Les recherches montrent que les adultes qui sont encore affectés par la trace d’un trauma et qui souffraient de stress post-traumatique affichent une plus grande activation de l’amygdale droite lorsqu’on leur rappelle leur trauma. Cette activation s’accompagne d’une plus faible activation du centre du langage.

L’hippocampe

Les personnes qui ont souffert d’un trauma et ont développé un TSPT peuvent présenter une diminution du volume de l’hippocampe dans leur neurobiologie. Ainsi, Davidson et ses collaborateurs ont émis l’hypothèse selon laquelle l’impact de la participation de l’hippocampe dans la psychopathologie peut être plus évidente au niveau du traitement de l’information émotionnelle. Ainsi, les enfants présentant des dommages dans l’hippocampe auraient tendance à afficher un comportement émotionnel dans des contextes inappropriés.

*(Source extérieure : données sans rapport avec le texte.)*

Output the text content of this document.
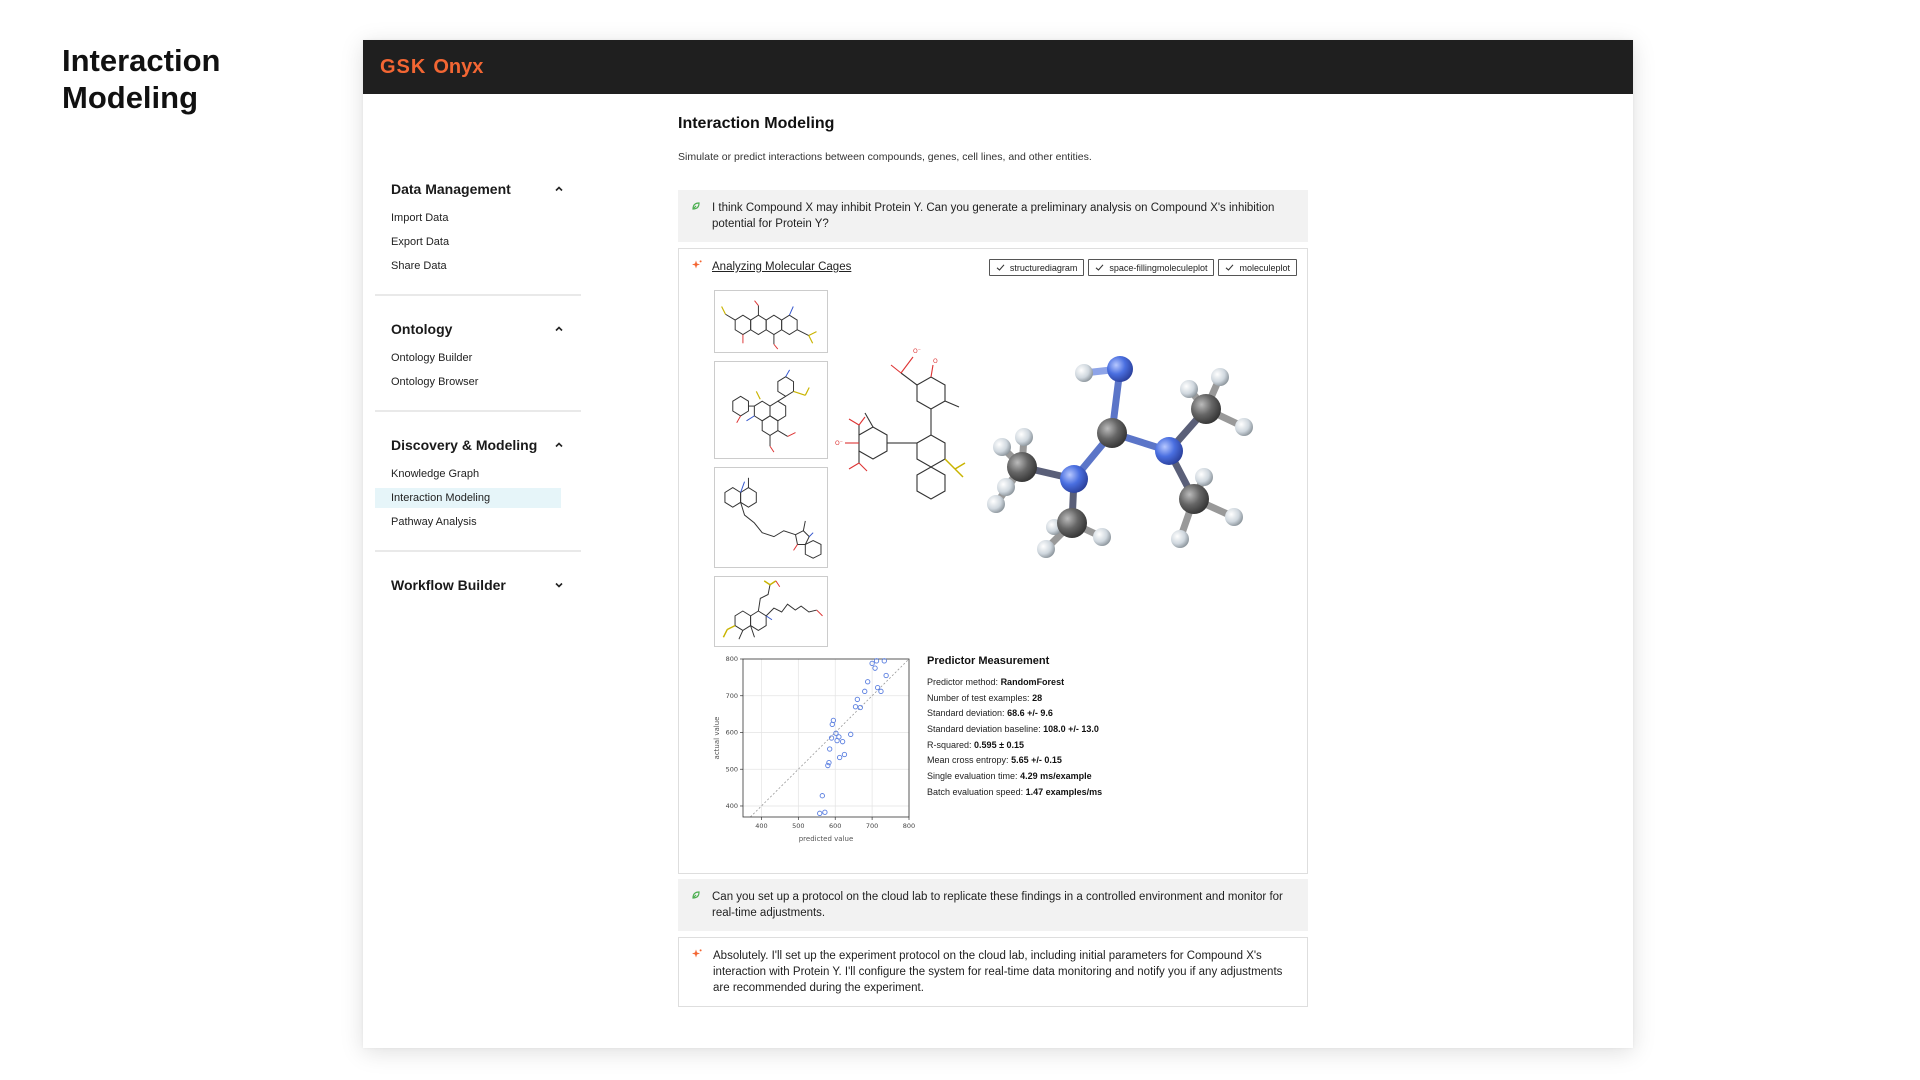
Interaction
Modeling
GSK Onyx
Data Management
Import Data
Export Data
Share Data
Ontology
Ontology Builder
Ontology Browser
Discovery & Modeling
Knowledge Graph
Interaction Modeling
Pathway Analysis
Workflow Builder
Interaction Modeling
Simulate or predict interactions between compounds, genes, cell lines, and other entities.
I think Compound X may inhibit Protein Y. Can you generate a preliminary analysis on Compound X's inhibition potential for Protein Y?
Analyzing Molecular Cages	structurediagram	space-fillingmoleculeplot	moleculeplot

O⁻
O⁻
O
400	500	600	700	800
400
500
600
700
800
predicted value
actual value
Predictor Measurement
Predictor method: RandomForest
Number of test examples: 28
Standard deviation: 68.6 +/- 9.6
Standard deviation baseline: 108.0 +/- 13.0
R-squared: 0.595 ± 0.15
Mean cross entropy: 5.65 +/- 0.15
Single evaluation time: 4.29 ms/example
Batch evaluation speed: 1.47 examples/ms
Can you set up a protocol on the cloud lab to replicate these findings in a controlled environment and monitor for real-time adjustments.
Absolutely. I'll set up the experiment protocol on the cloud lab, including initial parameters for Compound X's interaction with Protein Y. I'll configure the system for real-time data monitoring and notify you if any adjustments are recommended during the experiment.
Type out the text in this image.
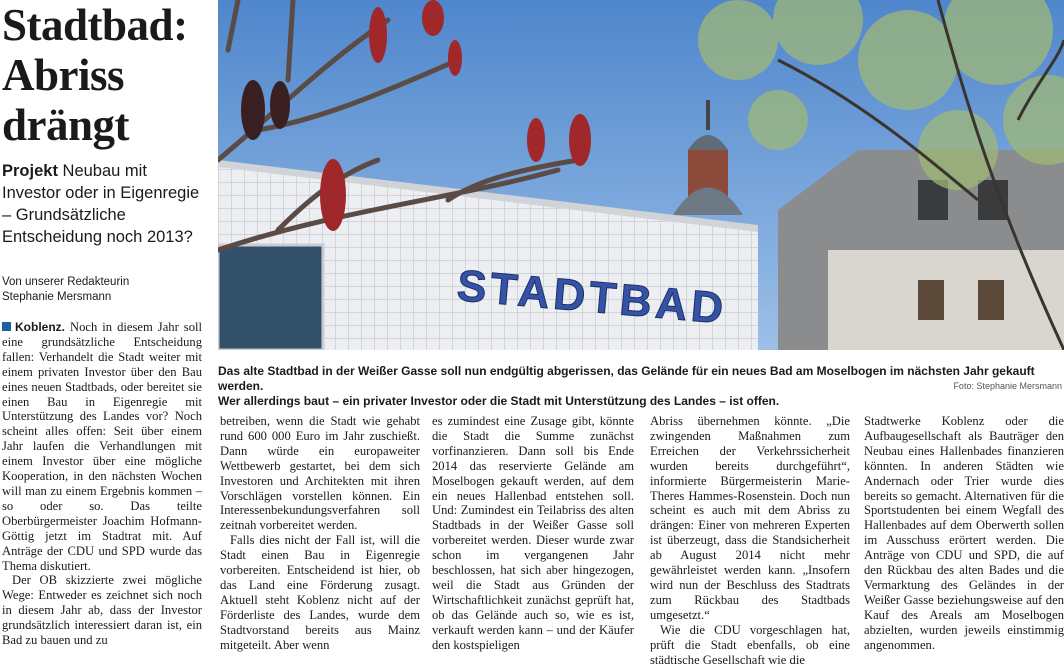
Stadtbad:
Abriss
drängt
Projekt Neubau mit
Investor oder in Eigenregie
– Grundsätzliche
Entscheidung noch 2013?
Von unserer Redakteurin
Stephanie Mersmann	STADTBAD
Das alte Stadtbad in der Weißer Gasse soll nun endgültig abgerissen, das Gelände für ein neues Bad am Moselbogen im nächsten Jahr gekauft werden.
Wer allerdings baut – ein privater Investor oder die Stadt mit Unterstützung des Landes – ist offen.
Foto: Stephanie Mersmann

Koblenz. Noch in diesem Jahr soll eine grundsätzliche Entscheidung fallen: Verhandelt die Stadt weiter mit einem privaten Investor über den Bau eines neuen Stadtbads, oder bereitet sie einen Bau in Eigenregie mit Unterstützung des Landes vor? Noch scheint alles offen: Seit über einem Jahr laufen die Verhandlungen mit einem Investor über eine mögliche Kooperation, in den nächsten Wochen will man zu einem Ergebnis kommen – so oder so. Das teilte Oberbürgermeister Joachim Hofmann-Göttig jetzt im Stadtrat mit. Auf Anträge der CDU und SPD wurde das Thema diskutiert.

Der OB skizzierte zwei mögliche Wege: Entweder es zeichnet sich noch in diesem Jahr ab, dass der Investor grundsätzlich interessiert daran ist, ein Bad zu bauen und zu

betreiben, wenn die Stadt wie gehabt rund 600 000 Euro im Jahr zuschießt. Dann würde ein europaweiter Wettbewerb gestartet, bei dem sich Investoren und Architekten mit ihren Vorschlägen vorstellen können. Ein Interessenbekundungsverfahren soll zeitnah vorbereitet werden.

Falls dies nicht der Fall ist, will die Stadt einen Bau in Eigenregie vorbereiten. Entscheidend ist hier, ob das Land eine Förderung zusagt. Aktuell steht Koblenz nicht auf der Förderliste des Landes, wurde dem Stadtvorstand bereits aus Mainz mitgeteilt. Aber wenn

es zumindest eine Zusage gibt, könnte die Stadt die Summe zunächst vorfinanzieren. Dann soll bis Ende 2014 das reservierte Gelände am Moselbogen gekauft werden, auf dem ein neues Hallenbad entstehen soll. Und: Zumindest ein Teilabriss des alten Stadtbads in der Weißer Gasse soll vorbereitet werden. Dieser wurde zwar schon im vergangenen Jahr beschlossen, hat sich aber hingezogen, weil die Stadt aus Gründen der Wirtschaftlichkeit zunächst geprüft hat, ob das Gelände auch so, wie es ist, verkauft werden kann – und der Käufer den kostspieligen

Abriss übernehmen könnte. „Die zwingenden Maßnahmen zum Erreichen der Verkehrssicherheit wurden bereits durchgeführt“, informierte Bürgermeisterin Marie-Theres Hammes-Rosenstein. Doch nun scheint es auch mit dem Abriss zu drängen: Einer von mehreren Experten ist überzeugt, dass die Standsicherheit ab August 2014 nicht mehr gewährleistet werden kann. „Insofern wird nun der Beschluss des Stadtrats zum Rückbau des Stadtbads umgesetzt.“

Wie die CDU vorgeschlagen hat, prüft die Stadt ebenfalls, ob eine städtische Gesellschaft wie die

Stadtwerke Koblenz oder die Aufbaugesellschaft als Bauträger den Neubau eines Hallenbades finanzieren könnten. In anderen Städten wie Andernach oder Trier wurde dies bereits so gemacht. Alternativen für die Sportstudenten bei einem Wegfall des Hallenbades auf dem Oberwerth sollen im Ausschuss erörtert werden. Die Anträge von CDU und SPD, die auf den Rückbau des alten Bades und die Vermarktung des Geländes in der Weißer Gasse beziehungsweise auf den Kauf des Areals am Moselbogen abzielten, wurden jeweils einstimmig angenommen.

D’autres aires affectées par le trauma sont :

  • Le cortex préfrontal
  • La latéralisation hémisphérique
  • Le cervelet, le corps calleux et l’intégration des expériences

Effets à long terme de la dérégulation de la neurobiologie dans le trauma

Perte de l’autorégulation émotionnelle

Le manque de capacité pour l’autorégulation émotionnelle est caractéristique des enfants qui ont souffert de traumas de façon chronique. Ce manque de processus d’autorégulation conduit à des problèmes liés à la définition de soi. Ces problèmes se reflètent à travers :

  • L’absence d’un sens continu et prévisible de leur propre personne, avec un mauvais sens de séparation et des altérations de l’image corporelle
  • Un affect modulable déficient, un contrôle des impulsions déficient, des agressions contre soi-même et les autres
  • Une incertitude par rapport à la fiabilité et la prévisibilité des autres. Cela peut dériver vers de la méfiance et des problèmes liés à l’intimité

Apprentissage et mémoire

Voici quelques caractéristiques des enfants traumatisés :

  • Tendance à l’hypervigilance. Ils s’inquiètent d’un danger imminent et ont tendance à croire les stimulus ambigus
    • Ceci affecte la façon dont ils organisent leurs perceptions du monde et s’associe souvent au développement de problèmes généralisés au niveau de l’apprentissage et du rendement scolaire
  • Limitation de leur attention à des sources de menace. Ils peuvent se montrer désintéressés face à des choses que les autres enfants trouveraient stimulantes ou excitantes
  • Présence d’idées paranoïdes et de perceptions erronées

Problèmes sociaux

Les enfants qui ont été exposés à la violence ont tendance à :

  • Avoir des difficultés pour adapter leur excitation comportementale aux demandes sociales appropriées
  • Ils ne sont donc pas en syntonie avec les autres. Ils peuvent donner l’impression de présenter une déficience intellectuelle lorsqu’ils sont à l’école primaire

 

Maladie physique

D’autres études ont démontré que les enfants traumatisés sont vulnérables à une variété de maladies physiques. Lorsqu’ils seront adultes, ils auront entre 10 et 15% plus de probabilités de souffrir de cancer, de maladies cardiaques et de diabète.

Au cours de l’adolescence, ces enfants ont tendance à se faire du mal ou à en faire aux autres. Ils ont environ 300% plus de possibilités que les autres adolescents à abuser de drogues, à s’auto-mutiler ou à adopter un comportement violent et agressif face aux autres.

De nombreux enfants affectés par un trauma peuvent exprimer ce qui leur est arrivé sans utiliser de mots; ils se positionnent face au monde comme s’il s’agissait d’un endroit extrêmement dangereux et activent des systèmes neurobiologiques destinés à la survie, même quand ils sont objectivement en sécurité.

La thérapie chez les enfants traumatisés vise donc à les aider à développer un sens de maîtrise physique, en stimulant la conscience de ce qui leur est arrivé. De cette façon, ils pourront comprendre ce qui leur arrive dans le présent et cesser de recréer leur passé traumatique de façon émotionnelle, comportementale et biologique.